A rate of 38.40 per week has been proposed for fraud overpayments of pension credit for the financial year of 2026.
How can I check if I’m still eligible for Pension Credit?
If you’re not sure if you are still eligible to receive Pension Credit, you can read the government’s eligibility guide here.
You can also answer questions in this Pension Credit calculator, which asks you questions about your circumstances to see if you are eligible. Financial support charity Turn2US also has a similar calculator on its website.
Alternatively, you can call the Pension Service on 0800 731 0469. If you can’t hear or speak over the phone, you can use the communication service Relay UK by dialling 18001 then 0800 731 0469.
There is a British Sign Language (BSL) video relay service if you have a computer, and a Welsh language helpline on 0800 731 0453. Lines are open Monday to Friday, 8am to 6pm (except public holidays).
How can I challenge the government if I’m wrongly accused of fraud?
If you believe you have been wrongly accused of fraud, there are several actions you can take to prove you are entitled to the money you’ve been paid.
Gather evidence: Collect any documents that detail your financial history and payments, like your tenancy agreement or bank statements.
Mandatory reconsideration: You can ask the DWP to look at their decision again.
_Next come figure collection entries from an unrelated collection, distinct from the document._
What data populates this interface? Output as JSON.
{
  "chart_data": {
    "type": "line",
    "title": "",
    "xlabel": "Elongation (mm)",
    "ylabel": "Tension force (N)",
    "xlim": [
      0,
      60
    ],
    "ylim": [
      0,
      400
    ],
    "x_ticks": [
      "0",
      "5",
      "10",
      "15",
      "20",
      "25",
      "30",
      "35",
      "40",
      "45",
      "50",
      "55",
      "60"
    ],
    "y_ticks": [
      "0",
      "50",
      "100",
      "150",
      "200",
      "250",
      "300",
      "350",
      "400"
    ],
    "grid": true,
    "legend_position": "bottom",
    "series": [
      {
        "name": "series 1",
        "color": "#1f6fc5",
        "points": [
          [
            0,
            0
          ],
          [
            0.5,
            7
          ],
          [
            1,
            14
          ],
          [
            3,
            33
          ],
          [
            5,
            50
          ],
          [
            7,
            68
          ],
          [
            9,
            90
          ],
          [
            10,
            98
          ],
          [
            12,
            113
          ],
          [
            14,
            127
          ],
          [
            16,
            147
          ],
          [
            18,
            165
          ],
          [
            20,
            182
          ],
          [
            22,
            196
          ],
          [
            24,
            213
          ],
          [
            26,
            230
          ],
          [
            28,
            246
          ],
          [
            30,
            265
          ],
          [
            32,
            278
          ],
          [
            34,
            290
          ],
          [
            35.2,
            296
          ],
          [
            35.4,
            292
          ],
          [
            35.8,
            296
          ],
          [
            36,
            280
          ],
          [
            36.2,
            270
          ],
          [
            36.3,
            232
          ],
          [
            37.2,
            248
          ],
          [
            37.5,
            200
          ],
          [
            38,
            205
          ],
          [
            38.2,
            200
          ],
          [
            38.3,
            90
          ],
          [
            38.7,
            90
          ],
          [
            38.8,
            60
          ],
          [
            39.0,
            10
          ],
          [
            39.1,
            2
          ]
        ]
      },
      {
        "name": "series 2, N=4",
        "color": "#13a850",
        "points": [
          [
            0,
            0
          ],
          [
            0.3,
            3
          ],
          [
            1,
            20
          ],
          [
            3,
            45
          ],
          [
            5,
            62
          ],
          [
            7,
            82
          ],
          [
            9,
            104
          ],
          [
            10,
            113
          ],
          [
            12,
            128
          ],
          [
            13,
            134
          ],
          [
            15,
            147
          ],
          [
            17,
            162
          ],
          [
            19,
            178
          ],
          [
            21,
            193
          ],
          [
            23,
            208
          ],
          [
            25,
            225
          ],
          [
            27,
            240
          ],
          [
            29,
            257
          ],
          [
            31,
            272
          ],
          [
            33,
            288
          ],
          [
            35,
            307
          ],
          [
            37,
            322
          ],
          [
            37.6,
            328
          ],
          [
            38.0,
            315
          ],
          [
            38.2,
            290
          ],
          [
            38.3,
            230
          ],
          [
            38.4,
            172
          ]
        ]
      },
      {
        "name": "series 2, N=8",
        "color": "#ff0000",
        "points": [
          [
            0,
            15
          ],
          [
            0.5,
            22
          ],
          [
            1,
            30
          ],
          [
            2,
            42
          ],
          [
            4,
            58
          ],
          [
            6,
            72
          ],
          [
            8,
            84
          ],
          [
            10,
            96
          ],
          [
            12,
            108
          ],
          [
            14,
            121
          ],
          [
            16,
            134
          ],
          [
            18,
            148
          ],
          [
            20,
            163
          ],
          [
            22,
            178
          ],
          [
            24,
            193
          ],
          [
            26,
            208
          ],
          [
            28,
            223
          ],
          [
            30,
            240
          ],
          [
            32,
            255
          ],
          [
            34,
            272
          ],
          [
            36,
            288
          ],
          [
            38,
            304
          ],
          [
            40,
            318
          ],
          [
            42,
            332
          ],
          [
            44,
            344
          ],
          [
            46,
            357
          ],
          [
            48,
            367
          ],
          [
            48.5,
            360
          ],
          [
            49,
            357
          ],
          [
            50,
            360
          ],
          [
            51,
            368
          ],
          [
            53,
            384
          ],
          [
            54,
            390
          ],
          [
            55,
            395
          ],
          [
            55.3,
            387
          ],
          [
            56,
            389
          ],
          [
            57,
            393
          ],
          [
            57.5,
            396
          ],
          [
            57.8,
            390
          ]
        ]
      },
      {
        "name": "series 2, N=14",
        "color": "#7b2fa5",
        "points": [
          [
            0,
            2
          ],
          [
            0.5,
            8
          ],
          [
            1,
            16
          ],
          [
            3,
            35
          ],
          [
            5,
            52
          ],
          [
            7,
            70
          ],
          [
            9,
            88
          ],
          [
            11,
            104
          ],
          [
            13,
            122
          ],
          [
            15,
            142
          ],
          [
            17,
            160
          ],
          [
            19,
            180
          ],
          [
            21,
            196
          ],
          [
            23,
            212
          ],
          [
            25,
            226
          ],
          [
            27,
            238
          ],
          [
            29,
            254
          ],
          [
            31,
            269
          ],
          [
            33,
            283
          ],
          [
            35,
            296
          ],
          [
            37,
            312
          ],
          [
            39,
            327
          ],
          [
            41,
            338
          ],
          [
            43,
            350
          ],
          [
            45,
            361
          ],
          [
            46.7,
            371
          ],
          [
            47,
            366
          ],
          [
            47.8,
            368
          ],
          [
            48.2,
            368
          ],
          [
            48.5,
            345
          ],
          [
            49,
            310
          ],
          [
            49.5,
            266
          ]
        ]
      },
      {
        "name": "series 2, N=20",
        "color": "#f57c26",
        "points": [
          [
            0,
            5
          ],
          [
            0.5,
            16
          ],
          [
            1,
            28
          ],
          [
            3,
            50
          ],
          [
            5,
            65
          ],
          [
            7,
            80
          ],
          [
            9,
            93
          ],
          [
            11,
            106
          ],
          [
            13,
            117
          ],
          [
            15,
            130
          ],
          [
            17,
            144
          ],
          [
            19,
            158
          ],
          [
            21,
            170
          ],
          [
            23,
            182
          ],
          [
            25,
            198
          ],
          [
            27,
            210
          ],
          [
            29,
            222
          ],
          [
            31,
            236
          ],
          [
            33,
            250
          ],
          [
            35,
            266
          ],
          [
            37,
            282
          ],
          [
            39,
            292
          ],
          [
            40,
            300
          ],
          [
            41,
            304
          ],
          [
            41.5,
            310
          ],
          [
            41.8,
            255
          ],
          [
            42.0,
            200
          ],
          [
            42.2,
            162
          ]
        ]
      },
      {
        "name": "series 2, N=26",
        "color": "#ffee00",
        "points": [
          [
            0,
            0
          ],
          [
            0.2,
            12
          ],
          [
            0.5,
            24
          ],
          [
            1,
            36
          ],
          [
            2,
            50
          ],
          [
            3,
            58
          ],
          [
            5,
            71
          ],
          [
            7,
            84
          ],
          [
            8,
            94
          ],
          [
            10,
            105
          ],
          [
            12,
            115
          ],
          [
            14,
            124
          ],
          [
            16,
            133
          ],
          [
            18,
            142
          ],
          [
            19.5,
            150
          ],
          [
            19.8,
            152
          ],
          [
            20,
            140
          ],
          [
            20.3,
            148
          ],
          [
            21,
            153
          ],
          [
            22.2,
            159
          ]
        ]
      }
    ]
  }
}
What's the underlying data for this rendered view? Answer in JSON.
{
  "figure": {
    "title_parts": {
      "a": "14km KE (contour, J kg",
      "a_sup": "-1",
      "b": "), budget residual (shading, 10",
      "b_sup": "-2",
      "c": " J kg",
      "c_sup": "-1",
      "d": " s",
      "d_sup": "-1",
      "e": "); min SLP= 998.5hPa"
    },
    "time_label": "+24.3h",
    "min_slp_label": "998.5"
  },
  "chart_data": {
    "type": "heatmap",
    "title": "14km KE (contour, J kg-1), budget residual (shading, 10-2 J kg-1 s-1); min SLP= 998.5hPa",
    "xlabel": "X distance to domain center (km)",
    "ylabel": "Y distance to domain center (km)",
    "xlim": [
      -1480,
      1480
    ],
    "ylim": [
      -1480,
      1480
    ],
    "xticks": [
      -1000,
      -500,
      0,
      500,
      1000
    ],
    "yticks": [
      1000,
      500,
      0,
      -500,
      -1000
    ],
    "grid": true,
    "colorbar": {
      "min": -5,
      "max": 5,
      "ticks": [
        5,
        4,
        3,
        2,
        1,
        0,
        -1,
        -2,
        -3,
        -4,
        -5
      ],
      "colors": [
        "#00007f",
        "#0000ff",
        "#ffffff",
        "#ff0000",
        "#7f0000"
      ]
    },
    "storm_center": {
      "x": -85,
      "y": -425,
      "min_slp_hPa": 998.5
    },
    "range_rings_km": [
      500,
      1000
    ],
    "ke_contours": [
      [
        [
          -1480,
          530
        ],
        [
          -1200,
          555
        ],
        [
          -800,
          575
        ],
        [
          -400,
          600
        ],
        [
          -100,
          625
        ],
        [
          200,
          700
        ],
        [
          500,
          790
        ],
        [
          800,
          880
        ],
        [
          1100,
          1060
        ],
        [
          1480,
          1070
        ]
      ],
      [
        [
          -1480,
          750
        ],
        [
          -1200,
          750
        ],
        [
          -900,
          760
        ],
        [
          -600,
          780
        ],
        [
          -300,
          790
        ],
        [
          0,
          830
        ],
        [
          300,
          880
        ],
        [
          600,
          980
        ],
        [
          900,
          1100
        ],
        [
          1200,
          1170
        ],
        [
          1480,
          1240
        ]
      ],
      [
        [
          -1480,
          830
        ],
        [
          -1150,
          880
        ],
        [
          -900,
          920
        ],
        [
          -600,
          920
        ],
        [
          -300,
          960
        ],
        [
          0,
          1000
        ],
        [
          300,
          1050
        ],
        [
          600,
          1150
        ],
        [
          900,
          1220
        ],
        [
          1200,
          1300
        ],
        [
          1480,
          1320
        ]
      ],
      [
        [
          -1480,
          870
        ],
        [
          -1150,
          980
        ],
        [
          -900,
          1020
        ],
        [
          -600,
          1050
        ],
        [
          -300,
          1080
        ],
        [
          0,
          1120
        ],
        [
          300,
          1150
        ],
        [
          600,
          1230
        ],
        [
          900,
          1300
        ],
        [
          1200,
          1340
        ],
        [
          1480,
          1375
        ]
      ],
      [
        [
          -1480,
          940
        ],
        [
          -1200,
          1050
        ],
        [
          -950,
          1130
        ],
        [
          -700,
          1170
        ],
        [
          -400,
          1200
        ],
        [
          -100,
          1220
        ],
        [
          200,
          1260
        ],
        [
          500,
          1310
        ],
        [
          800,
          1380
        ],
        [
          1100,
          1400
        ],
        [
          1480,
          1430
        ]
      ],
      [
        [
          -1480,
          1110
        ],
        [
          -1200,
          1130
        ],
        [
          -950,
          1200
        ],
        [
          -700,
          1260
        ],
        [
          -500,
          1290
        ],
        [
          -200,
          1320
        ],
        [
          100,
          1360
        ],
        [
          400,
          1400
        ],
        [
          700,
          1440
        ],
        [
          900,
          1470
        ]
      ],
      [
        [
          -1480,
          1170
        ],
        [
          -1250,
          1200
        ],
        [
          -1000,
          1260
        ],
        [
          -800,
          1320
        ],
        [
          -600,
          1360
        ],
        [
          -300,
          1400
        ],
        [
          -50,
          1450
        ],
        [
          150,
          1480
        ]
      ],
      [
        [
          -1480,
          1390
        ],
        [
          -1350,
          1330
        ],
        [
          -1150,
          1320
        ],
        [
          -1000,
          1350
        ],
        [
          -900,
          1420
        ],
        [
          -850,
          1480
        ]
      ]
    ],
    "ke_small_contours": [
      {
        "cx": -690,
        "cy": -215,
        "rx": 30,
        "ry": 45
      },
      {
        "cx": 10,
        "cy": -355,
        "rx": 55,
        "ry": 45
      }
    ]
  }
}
This is called a mandatory reconsideration. You should do this within one month of the decision being made. If you miss the deadline, you may still be able to request reconsideration if you have a good reason.​
Appeal to tribunal: If the mandatory reconsideration upholds the decision, you can appeal to an independent tribunal called the Social Security and Child Support Tribunal. This tribunal is separate from the DWP and will examine your case impartially. You need to submit an appeal within one month of the reconsideration decision, but late appeals (up to 13 months) may be accepted with a valid reason.​
Appeal process: You can appeal online or by post using the SSCS1 form. The tribunal may hold a hearing by phone, video call, or in-person, where you can present your case. If you win, the decision will be changed, and any penalties or repayments may be cancelled or reduced.​
Seek advice: Advice services like Citizens Advice or welfare rights organisations can help with the appeal and gather evidence to support your case.​
Other actions: If accused of benefit fraud beyond an overpayment, you have the right to legal representation and can challenge investigations or penalties through this tribunal route.
A DWP spokesperson said: “We do not use automated decision making in the targeted case review process. The decision on benefit entitlement is made by a human caseworker.
“We have an obligation to protect public funds. By reviewing claims, we can ensure claimants are receiving the correct entitlement and avoid falling into or accumulating further debt.”